One easy way to do this is to design the table you want to copy and use the File, Save As... menu option to save the table as a new table name and ID.
If you do this, make sure you change the Caption for the table to match the table name. Today I spent far too long investigating a problem with an error message telling me a record could not be inserted into table X since it already existed.
For some bizarre reason, the error was only being triggered when a commit was being called so there was some guesswork as to where the error was actually taking place. No matter what I tried it appeared that something really weird was going on. Eventually in a fit of frustration, I deleted the table in question and yet the error message still appeared.
The problem? Well the table had been created by copying another table and the caption had not been changed.
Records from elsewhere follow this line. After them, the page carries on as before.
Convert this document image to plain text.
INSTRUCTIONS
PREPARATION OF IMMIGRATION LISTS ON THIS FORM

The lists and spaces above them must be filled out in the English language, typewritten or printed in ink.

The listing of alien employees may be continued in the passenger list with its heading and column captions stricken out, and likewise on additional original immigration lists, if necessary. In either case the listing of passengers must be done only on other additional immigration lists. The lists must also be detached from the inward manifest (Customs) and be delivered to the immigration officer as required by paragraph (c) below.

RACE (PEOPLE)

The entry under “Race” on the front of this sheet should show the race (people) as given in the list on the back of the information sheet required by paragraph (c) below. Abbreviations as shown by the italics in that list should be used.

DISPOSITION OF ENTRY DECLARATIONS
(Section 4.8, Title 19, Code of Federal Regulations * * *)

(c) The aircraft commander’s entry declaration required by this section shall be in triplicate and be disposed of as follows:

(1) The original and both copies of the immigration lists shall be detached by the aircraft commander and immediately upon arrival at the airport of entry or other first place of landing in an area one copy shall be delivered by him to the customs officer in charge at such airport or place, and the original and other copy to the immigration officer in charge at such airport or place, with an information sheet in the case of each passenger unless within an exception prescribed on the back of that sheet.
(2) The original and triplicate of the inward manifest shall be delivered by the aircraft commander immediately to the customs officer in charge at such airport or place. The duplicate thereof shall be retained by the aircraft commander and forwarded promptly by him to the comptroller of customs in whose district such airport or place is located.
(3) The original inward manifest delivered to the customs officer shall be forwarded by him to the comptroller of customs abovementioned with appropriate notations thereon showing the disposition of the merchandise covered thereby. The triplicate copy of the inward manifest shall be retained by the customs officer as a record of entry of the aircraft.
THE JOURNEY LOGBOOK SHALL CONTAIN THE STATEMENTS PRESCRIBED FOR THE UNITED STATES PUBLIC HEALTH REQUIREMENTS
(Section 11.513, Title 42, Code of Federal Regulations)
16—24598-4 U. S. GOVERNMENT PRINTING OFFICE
As a result the error message was giving the wrong table name - causing great confusion.
Now here's a question for seasoned veterans. Does anyone know why the error was only appearing at the point of a commit or when all commits were removed after all other code in the transaction had executed? When you put a lock on a table, does NAV use SQL BEGIN TRANSACTION and then use COMMIT or ABORT if an error is thrown, or does it cache all transactions to the locked table and only send them to the database when the COMMIT is executed? I think I might do a little experiment and log the SQL commands to see what is going on. If this is the case then removing the LOCKTABLE command would have helped the debugger pinpoint my error.